One area where I (politely) disagree with @andarilhonoturno: I’ve noticed throwing in more than one part isn’t always a disaster—sometimes the bot does fine as long as you number the parts. So:
- Explain quantum computing simply.
- List two real-world applications.
Short, sweet, and separated? AI’s happy.
On the flip side, don’t expect common sense. You can’t write “How do I fix my problem?” without saying what your problem is & expect anything useful. AI isn’t mind reading—it’s pattern matching on your exact words.
Last hot take: try not to get too attached to your phrasing. If the AI gives you a mediocre answer, the issue’s probably the question. Instead of yelling at your screen, reword. Always reword.
Bottom line: be precise, start simple, and don’t treat AI like it’s your BFF or Sherlock Holmes. It’s more like that new intern—needs to be told what and how every single time.
Let’s play “AI gets confused and you get answers”—except this time, let’s hack it. Props to the excellent points already dropped here about not treating AI like your psychic roommate, but let’s flip the script a bit: sometimes, you want a creative leap rather than a clinical FAQ, right? So here’s my off-beat, not-in-the-manual take:
Forget rigidity. If you want to spark unexpected (but relevant) answers, ask the AI to “think aloud” or show its reasoning.
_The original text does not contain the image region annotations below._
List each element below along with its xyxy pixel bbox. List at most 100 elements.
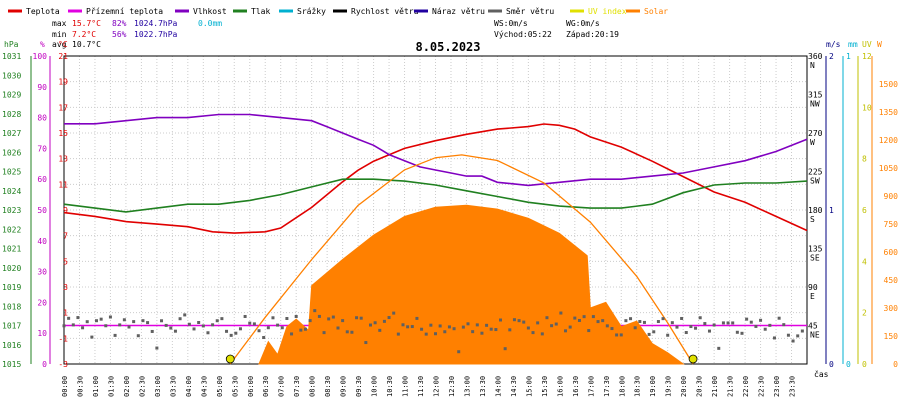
y-tick-solar: 1050 bbox=[879, 164, 898, 173]
y-tick-uv: 2 bbox=[862, 309, 867, 318]
stat-avg-temp: 10.7°C bbox=[72, 40, 101, 49]
wind-direction-point bbox=[382, 319, 386, 323]
wind-direction-point bbox=[508, 328, 512, 332]
x-tick-label: 03:30 bbox=[169, 376, 177, 397]
x-tick-label: 15:00 bbox=[525, 376, 533, 397]
wind-direction-point bbox=[336, 326, 340, 330]
wind-direction-point bbox=[197, 320, 201, 324]
stat-max-rain: 0.0mm bbox=[198, 19, 222, 28]
wind-direction-point bbox=[596, 320, 600, 324]
y-tick-temperature: 3 bbox=[63, 283, 68, 292]
y-tick-uv: 0 bbox=[862, 360, 867, 369]
x-tick-label: 11:00 bbox=[402, 376, 410, 397]
y-tick-pressure: 1025 bbox=[2, 168, 21, 177]
x-tick-label: 11:30 bbox=[417, 376, 425, 397]
y-tick-humidity: 30 bbox=[37, 268, 47, 277]
wind-direction-point bbox=[633, 326, 637, 330]
unit-temperature: °C bbox=[58, 40, 68, 49]
wind-direction-point bbox=[150, 329, 154, 333]
wind-direction-point bbox=[392, 311, 396, 315]
wind-direction-point bbox=[108, 315, 112, 319]
y-tick-pressure: 1029 bbox=[2, 91, 21, 100]
y-tick-humidity: 50 bbox=[37, 206, 47, 215]
x-tick-label: 20:30 bbox=[696, 376, 704, 397]
y-tick-pressure: 1024 bbox=[2, 187, 21, 196]
wind-direction-point bbox=[735, 330, 739, 334]
stat-sunset: Západ:20:19 bbox=[566, 30, 619, 39]
wind-direction-point bbox=[745, 317, 749, 321]
y-tick-direction: 135 bbox=[808, 245, 823, 254]
y-tick-direction-name: S bbox=[810, 215, 815, 224]
wind-direction-point bbox=[401, 323, 405, 327]
y-tick-temperature: 13 bbox=[58, 155, 68, 164]
y-tick-direction: 225 bbox=[808, 168, 823, 177]
wind-direction-point bbox=[294, 314, 298, 318]
wind-direction-point bbox=[461, 325, 465, 329]
y-tick-pressure: 1030 bbox=[2, 71, 21, 80]
wind-direction-point bbox=[331, 315, 335, 319]
wind-direction-point bbox=[721, 321, 725, 325]
wind-direction-point bbox=[225, 329, 229, 333]
x-tick-label: 13:00 bbox=[463, 376, 471, 397]
wind-direction-point bbox=[285, 317, 289, 321]
y-tick-direction-name: NW bbox=[810, 100, 820, 109]
legend-label-rain: Srážky bbox=[297, 7, 326, 16]
wind-direction-point bbox=[211, 323, 215, 327]
y-tick-temperature: 11 bbox=[58, 180, 68, 189]
y-tick-pressure: 1019 bbox=[2, 283, 21, 292]
legend-label-press: Tlak bbox=[251, 7, 270, 16]
stat-sunrise: Východ:05:22 bbox=[494, 30, 552, 39]
y-tick-uv: 12 bbox=[862, 52, 872, 61]
wind-direction-point bbox=[485, 323, 489, 327]
y-tick-uv: 8 bbox=[862, 155, 867, 164]
wind-direction-point bbox=[122, 318, 126, 322]
wind-direction-point bbox=[118, 323, 122, 327]
y-tick-pressure: 1021 bbox=[2, 245, 21, 254]
wind-direction-point bbox=[522, 320, 526, 324]
wind-direction-point bbox=[81, 326, 85, 330]
wind-direction-point bbox=[531, 331, 535, 335]
wind-direction-point bbox=[661, 317, 665, 321]
y-tick-solar: 1200 bbox=[879, 136, 898, 145]
wind-direction-point bbox=[577, 318, 581, 322]
x-tick-label: 00:30 bbox=[76, 376, 84, 397]
x-tick-label: 05:30 bbox=[231, 376, 239, 397]
y-tick-temperature: 9 bbox=[63, 206, 68, 215]
wind-direction-point bbox=[420, 327, 424, 331]
y-tick-solar: 1500 bbox=[879, 80, 898, 89]
wind-direction-point bbox=[415, 316, 419, 320]
wind-direction-point bbox=[308, 319, 312, 323]
wind-direction-point bbox=[545, 316, 549, 320]
wind-direction-point bbox=[796, 334, 800, 338]
stat-ws: WS:0m/s bbox=[494, 19, 528, 28]
sun-marker bbox=[688, 354, 698, 364]
y-tick-solar: 300 bbox=[884, 304, 899, 313]
wind-direction-point bbox=[786, 333, 790, 337]
series-solar_theory-line bbox=[229, 154, 694, 365]
x-tick-label: 14:00 bbox=[494, 376, 502, 397]
wind-direction-point bbox=[276, 323, 280, 327]
y-tick-uv: 10 bbox=[862, 103, 872, 112]
x-tick-label: 15:30 bbox=[541, 376, 549, 397]
wind-direction-point bbox=[512, 318, 516, 322]
y-tick-pressure: 1015 bbox=[2, 360, 21, 369]
unit-pressure: hPa bbox=[4, 40, 19, 49]
y-tick-pressure: 1026 bbox=[2, 148, 21, 157]
wind-direction-point bbox=[573, 316, 577, 320]
wind-direction-point bbox=[619, 333, 623, 337]
x-tick-label: 08:00 bbox=[309, 376, 317, 397]
y-tick-solar: 150 bbox=[884, 332, 899, 341]
x-tick-label: 08:30 bbox=[324, 376, 332, 397]
legend-label-temp: Teplota bbox=[26, 7, 60, 16]
wind-direction-point bbox=[536, 321, 540, 325]
wind-direction-point bbox=[503, 347, 507, 351]
x-tick-label: 21:00 bbox=[711, 376, 719, 397]
y-tick-temperature: -1 bbox=[58, 334, 68, 343]
wind-direction-point bbox=[554, 322, 558, 326]
y-tick-solar: 750 bbox=[884, 220, 899, 229]
y-tick-temperature: 7 bbox=[63, 232, 68, 241]
x-tick-label: 01:30 bbox=[107, 376, 115, 397]
x-tick-label: 10:00 bbox=[371, 376, 379, 397]
y-tick-direction: 315 bbox=[808, 91, 823, 100]
wind-direction-point bbox=[396, 332, 400, 336]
Like: “Show your steps as you explain why modular origami is popular in schools.” You’ll often get both the answer and the connective tissue, which you can shape further.
Where I diverge from the earlier advice: sometimes interrupts help. Midway through a bland response? Jump in with, “Wait, can you clarify point 2?” or “Ignore the background, what’s the main takeaway?” Treat the session as a live chat, not a one-off email—dynamic, back-and-forth.
Ask for contrasts (“What’s the difference between X and Y in two bullet points?”), or pit ideas against each other for sharper outputs. And don’t baby it, either! AI can handle a little ambiguity if you just add, “If unsure, make your best guess,” or “Give 2 wildcards at the end.”
Pros vs Cons (yeah, let’s get meta about ')
Pros:
- Highly adaptable to your style. Can handle back-and-forth AND rapid pivots.
- Reasonably good with specific requests after some iteration—think about using product-specific queries for readability and digestibility (and yes, SEO, if you’re publishing).
- Handles follow-ups cleanly if you keep the context tight.
Cons:
- Overly complex or heavily nested queries will tank your results, just like with other AI tools. Even with interruptions, nuance can get lost if you keep shifting focus.
- Sometimes, “thinking aloud” mode drags out answers—overkill for when you want just the facts.
Couldn’t agree more with the “don’t get attached to wording” crowd, though I’d add: treat AI like improv, not scriptwriting. Stay loose. Try what those other two—boswandelaar and andarilhonoturno—suggested for structure, but don’t be afraid to riff. That’s how you get from “meh” to “whoa, that’s helpful.”
Extra tip: With ', formatting your prompts in readable bullet-points or short steps makes it easier for the tool to parse your intent—essential if you care about fast, SEO-friendly answers. Just keep the overflow in check, lest you drown the AI in details (a common snag with the competition, too).
Experiment. Interrupt. Ask to see the thought process. AI isn’t playing hard to get—it’s just a little too eager to please unless you coach it mid-conversation.